Conardus éclate de rire. Le vieillard, lui, a un peu de mal à suivre mais il attend la suite.

- C’est devenu magique en quelques années à peine. Une fois qu’on se débarrassa une bonne fois de tous les politiques, les chefs de pacotille, les malades qui prétendaient agir pour le bien des autres. C’est vrai que, là, on n’a pas fait dans la dentelle, non plus…
- Je pige que dalle… rouspète un peu Raymond.
- Ben… on a liquidé tout les connards qui portaient les insignes du pouvoir, tu vois ce que je veux dire ?

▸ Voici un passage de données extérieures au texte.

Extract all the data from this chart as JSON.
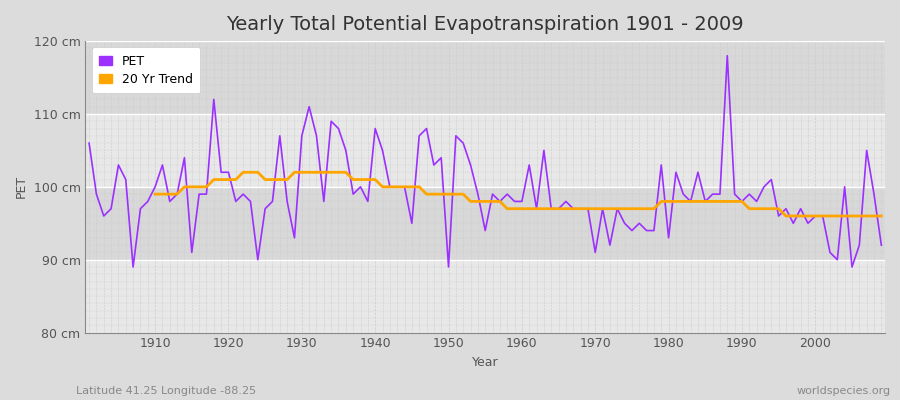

- Je redoute le pire, à vrai dire… répond le vieux.
- Le pire ? A te parler franchement, on a largement dépassé le pire… Il s’est trouvé  que la population entière s’est soulevée d’un coup pour éradiquer la source du mal. Il a fallu faire la peau à tous ceux qui voulaient assouvir leurs penchants à soumettre les autres pour se faire plaisir… En fait, ce furent des jours de ténèbres et de sang. On les a pourchassés jusqu’au dernier. On n’a pas fait de quartiers… Sans se consulter une seule fois, toute la population de la planète avait soudain compris que les guerres n’étaient déclenchées qu’à cause d’une bande de foireux qui voulaient toujours piquer les jouets des autres. Alors, fessée mondiale à ceux-là ! Ensuite, nos chercheurs et nos médecins se sont chargés de supprimer de nos gênes ceux qui provoquaient les conflits…
- Mais vous n’êtes que des assassins ! s’exclame Raymond, les yeux exorbités d’horreur.

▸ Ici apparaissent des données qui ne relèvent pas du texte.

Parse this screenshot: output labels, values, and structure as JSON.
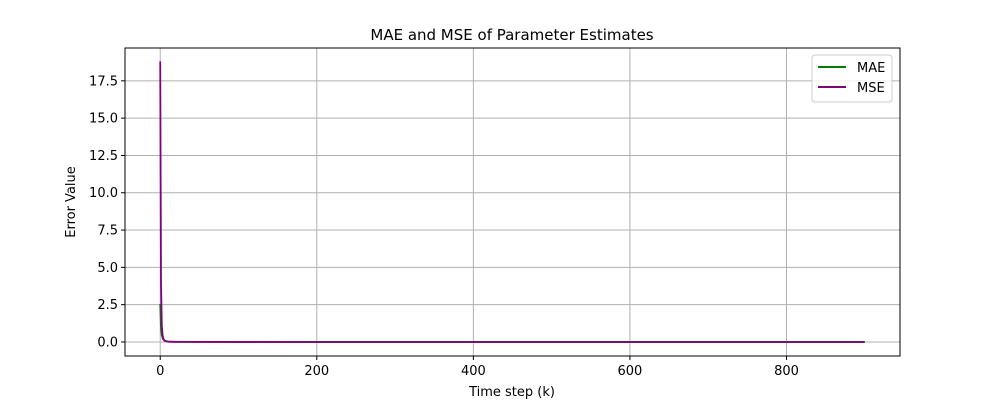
{
  "chart_data": {
    "type": "line",
    "title": "MAE and MSE of Parameter Estimates",
    "xlabel": "Time step (k)",
    "ylabel": "Error Value",
    "xlim": [
      -45,
      945
    ],
    "ylim": [
      -0.94,
      19.7
    ],
    "xticks": [
      0,
      200,
      400,
      600,
      800
    ],
    "xtick_labels": [
      "0",
      "200",
      "400",
      "600",
      "800"
    ],
    "yticks": [
      0,
      2.5,
      5,
      7.5,
      10,
      12.5,
      15,
      17.5
    ],
    "ytick_labels": [
      "0.0",
      "2.5",
      "5.0",
      "7.5",
      "10.0",
      "12.5",
      "15.0",
      "17.5"
    ],
    "grid": true,
    "legend_position": "top-right",
    "series": [
      {
        "name": "MAE",
        "color": "#008000",
        "x": [
          0,
          1,
          2,
          3,
          4,
          5,
          6,
          8,
          10,
          15,
          20,
          50,
          100,
          200,
          400,
          600,
          800,
          900
        ],
        "y": [
          2.55,
          0.9,
          0.45,
          0.28,
          0.18,
          0.12,
          0.08,
          0.05,
          0.03,
          0.015,
          0.01,
          0.005,
          0.003,
          0.002,
          0.001,
          0.001,
          0.001,
          0.001
        ]
      },
      {
        "name": "MSE",
        "color": "#800080",
        "x": [
          0,
          1,
          2,
          3,
          4,
          5,
          6,
          8,
          10,
          15,
          20,
          50,
          100,
          200,
          400,
          600,
          800,
          900
        ],
        "y": [
          18.8,
          4.0,
          1.1,
          0.45,
          0.22,
          0.12,
          0.07,
          0.04,
          0.02,
          0.01,
          0.005,
          0.002,
          0.001,
          0.0005,
          0.0002,
          0.0001,
          0.0001,
          0.0001
        ]
      }
    ]
  }
}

- Oui, c’est indéniable. Comme vous... répond Conardus sans frémir. Mais, pour notre défense, votre honneur, apprenez qu’on n’a dézingué que quelques milliers de connards. Parce qu’en fait ils ne sont jamais beaucoup plus nombreux que ça. Même chez vous, tu sais, il me suffirait de quelques heures pour faire un petit coup de ménage au niveau planétaire et ta Terre redeviendrait un véritable Paradis. Tu veux pas que je m’en occupe… ?
- Non, mais tu as fumé la moquette de la morgue, ou quoi ?
- Bon, bon, j’insiste pas… fait tout de suite Conardus pour calmer le jeu.

Raymond regarde Conardus d’un autre œil, à présent. Il prend enfin conscience de la rudesse du bonhomme… Gentil mais à ne pas énerver plus que nécessaire, sauf à prendre le risque de s’en prendre plein la gueule !
Un troupeau d’anges passe, sur la pointe des pieds, histoire de ne pas se faire remarquer…
L’allien se doutait bien que la réaction du terrien serait un peu véhémente. Tant pis.